In this post, I will explain how you can orchestrate and order the failover of virtual machines in a Windows Server 2016 (WS2016) Hyper-V cluster using Cluster Group Sets.
The Need For Ordered Failover
Let’s assume that you have a line-of-business application, called LobA that is running as a set of virtual machines on a Hyper-V cluster. LobA is made up of several tiers:
- A web virtual machine that depends on an application virtual machine
- The application virtual machine that depends on a database virtual machine
- A database virtual machine
Let’s assume that all three virtual machines are running on a Hyper-V host. This host has a genuine fault and the cluster initiates a failover. Without any form of orchestrated failover, the three virtual machines will start at the same time. The application server will come online before the database server and fail. The web server might be online before the application server and end users will start reporting failed attempts to use the service.
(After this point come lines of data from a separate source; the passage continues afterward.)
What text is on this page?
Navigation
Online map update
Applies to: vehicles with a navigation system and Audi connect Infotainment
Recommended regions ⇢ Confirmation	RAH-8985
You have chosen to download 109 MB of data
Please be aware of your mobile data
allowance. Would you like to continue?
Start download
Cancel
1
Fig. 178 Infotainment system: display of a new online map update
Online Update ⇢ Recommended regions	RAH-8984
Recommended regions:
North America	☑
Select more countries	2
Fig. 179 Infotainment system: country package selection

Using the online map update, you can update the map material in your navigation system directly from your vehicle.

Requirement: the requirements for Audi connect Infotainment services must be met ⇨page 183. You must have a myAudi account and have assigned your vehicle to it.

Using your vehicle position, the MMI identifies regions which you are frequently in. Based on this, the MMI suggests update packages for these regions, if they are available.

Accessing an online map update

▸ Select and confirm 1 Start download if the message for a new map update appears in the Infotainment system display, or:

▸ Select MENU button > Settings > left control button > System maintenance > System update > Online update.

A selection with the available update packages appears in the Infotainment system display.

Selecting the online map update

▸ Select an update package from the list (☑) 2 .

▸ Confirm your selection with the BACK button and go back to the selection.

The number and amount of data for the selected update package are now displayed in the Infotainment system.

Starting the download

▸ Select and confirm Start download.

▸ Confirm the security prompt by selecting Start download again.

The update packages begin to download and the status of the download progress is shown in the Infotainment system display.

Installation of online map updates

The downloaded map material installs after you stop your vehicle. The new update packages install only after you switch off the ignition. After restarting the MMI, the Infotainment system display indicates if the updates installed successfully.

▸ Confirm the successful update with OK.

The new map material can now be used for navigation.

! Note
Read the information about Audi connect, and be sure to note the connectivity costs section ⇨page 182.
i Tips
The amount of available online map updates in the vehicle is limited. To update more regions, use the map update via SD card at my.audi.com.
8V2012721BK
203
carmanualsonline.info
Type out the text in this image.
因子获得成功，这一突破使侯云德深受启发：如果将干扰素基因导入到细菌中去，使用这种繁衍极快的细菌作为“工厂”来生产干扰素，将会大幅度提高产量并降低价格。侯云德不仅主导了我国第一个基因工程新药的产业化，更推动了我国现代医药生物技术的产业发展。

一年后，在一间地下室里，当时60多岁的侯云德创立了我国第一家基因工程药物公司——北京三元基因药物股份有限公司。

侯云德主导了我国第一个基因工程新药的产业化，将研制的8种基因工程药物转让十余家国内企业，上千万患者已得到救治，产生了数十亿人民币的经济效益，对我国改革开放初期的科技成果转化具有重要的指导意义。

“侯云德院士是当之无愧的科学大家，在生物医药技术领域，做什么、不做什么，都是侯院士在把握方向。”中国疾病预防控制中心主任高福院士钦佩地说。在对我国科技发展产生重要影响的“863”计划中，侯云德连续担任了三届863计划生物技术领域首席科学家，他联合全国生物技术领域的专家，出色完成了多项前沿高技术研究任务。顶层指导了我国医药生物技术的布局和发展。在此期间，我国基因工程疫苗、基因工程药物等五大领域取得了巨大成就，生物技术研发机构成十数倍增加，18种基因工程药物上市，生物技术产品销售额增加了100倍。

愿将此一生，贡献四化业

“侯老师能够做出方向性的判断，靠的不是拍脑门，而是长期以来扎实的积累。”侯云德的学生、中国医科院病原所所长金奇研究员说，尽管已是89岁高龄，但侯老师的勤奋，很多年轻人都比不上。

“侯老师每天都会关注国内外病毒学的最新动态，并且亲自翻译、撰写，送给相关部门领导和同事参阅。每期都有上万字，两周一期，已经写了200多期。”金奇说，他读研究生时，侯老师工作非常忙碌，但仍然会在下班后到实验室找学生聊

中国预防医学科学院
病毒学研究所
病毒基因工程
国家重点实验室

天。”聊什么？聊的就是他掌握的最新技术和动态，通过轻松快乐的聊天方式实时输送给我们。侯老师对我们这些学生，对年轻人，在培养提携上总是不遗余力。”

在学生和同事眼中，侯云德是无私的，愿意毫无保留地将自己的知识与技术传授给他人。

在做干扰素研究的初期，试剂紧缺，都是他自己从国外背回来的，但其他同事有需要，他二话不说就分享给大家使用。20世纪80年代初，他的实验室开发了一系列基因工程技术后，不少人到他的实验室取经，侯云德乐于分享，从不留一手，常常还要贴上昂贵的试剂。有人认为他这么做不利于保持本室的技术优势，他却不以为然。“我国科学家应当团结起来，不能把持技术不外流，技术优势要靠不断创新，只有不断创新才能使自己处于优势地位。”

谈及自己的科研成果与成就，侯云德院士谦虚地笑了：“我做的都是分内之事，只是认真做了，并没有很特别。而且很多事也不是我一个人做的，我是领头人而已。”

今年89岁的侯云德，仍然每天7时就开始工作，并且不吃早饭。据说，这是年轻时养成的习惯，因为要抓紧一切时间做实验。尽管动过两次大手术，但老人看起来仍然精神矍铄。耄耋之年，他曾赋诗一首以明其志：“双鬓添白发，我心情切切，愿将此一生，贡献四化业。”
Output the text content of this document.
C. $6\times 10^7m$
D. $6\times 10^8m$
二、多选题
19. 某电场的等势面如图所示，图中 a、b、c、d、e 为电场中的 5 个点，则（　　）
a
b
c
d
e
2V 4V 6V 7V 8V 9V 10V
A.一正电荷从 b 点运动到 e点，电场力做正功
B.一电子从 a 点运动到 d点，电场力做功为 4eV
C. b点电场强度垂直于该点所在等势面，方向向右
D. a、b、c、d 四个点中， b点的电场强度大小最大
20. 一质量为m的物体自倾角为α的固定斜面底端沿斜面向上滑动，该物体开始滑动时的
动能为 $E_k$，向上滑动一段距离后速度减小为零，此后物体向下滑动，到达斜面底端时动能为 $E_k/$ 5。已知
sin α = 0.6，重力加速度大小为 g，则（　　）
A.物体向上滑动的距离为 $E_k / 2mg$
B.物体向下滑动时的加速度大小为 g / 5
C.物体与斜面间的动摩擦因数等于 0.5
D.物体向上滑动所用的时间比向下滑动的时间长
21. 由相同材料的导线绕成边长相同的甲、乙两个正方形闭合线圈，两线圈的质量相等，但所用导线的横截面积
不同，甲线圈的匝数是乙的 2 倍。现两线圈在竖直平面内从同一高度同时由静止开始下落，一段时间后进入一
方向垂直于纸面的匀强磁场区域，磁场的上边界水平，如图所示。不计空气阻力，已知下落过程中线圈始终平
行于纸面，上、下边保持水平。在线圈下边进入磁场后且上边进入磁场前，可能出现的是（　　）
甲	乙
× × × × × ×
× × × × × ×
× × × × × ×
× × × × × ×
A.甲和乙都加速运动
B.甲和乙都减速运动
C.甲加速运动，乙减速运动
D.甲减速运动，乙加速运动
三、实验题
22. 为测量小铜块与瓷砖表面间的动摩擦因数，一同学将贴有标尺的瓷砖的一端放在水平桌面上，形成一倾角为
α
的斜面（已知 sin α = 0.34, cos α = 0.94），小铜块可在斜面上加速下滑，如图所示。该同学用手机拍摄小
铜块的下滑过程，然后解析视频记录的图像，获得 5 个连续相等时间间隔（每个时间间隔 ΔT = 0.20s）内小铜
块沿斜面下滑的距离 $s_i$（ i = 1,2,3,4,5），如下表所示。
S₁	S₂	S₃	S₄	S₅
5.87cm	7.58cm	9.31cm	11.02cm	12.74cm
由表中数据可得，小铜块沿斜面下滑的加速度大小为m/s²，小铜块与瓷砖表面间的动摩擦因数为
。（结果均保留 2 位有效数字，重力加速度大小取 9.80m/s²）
WS2012 gave us an ability to prioritize virtual machines. In a way, this gave us some hack for solving the above problem. However, we only have 3 priorities of low, medium, and high, which was not what the feature was intended for. We really use priorities for:
- Prioritizing resources for more important virtual machines when there is RAM contention after a failover
- Optionally using Quick Migration instead of Live Migration for lower class virtual machines to protect bandwidth.
The truth is that we needed something better.
Cluster Group Sets
Before we get started, keep in mind that Failover Clustering treats virtual machines as cluster groups. It is treated as a set of linked resources that make up a virtual machine.
We can create a set of groups in Failover Clustering with each group containing virtual machine. Let’s expand the concept using LobA for the example:
- 8x web servers
- 4x application servers
- 2x database servers
We can create a set that contains the database servers. We can also create a set that contains the application servers and make this set dependent on the database servers. Then, we can create a set for the web servers and make this dependent on the database servers. If a failover occurs, the cluster will automatically ensure that required sets are up and running before a failover occurs.
What Counts As Started?
What does the cluster count as “started” in a set? The database server set from LobA is probably a SQL cluster. If one of the virtual machines is started, then the database is running. That means we have enough to get the application servers going.
We can customize a dependency between sets:
- All the virtual machines in a set must be started.
- A certain number of the virtual machines in a set must be started.
When do we start the application servers? Do we wait 30 seconds? Do we assume that the database is responsive? A set can be configured to delay start-up for a configurable amount of time or to wait until all or some of the virtual machines in the required set are running. Note that “running” means that the heartbeat integration services in those virtual machines are reporting a healthy state to the hypervisor. This means that the guest operating system is running.
Cluster group sets support the concept of an infrastructure group. This is a set of virtual machines that are required by more than one line-of-business application. You could model dependencies. You could also say that these machines are required by everything else.
For example, we might have LobA, LobB, and LobC. All of these could require Active Directory to be running. We can put our virtual domain controllers into a cluster group set and mark this set as being globally required.
Now, all other cluster group sets will require the domain controller set to be running before they start. We do not have to create a dependency for all of the other sets.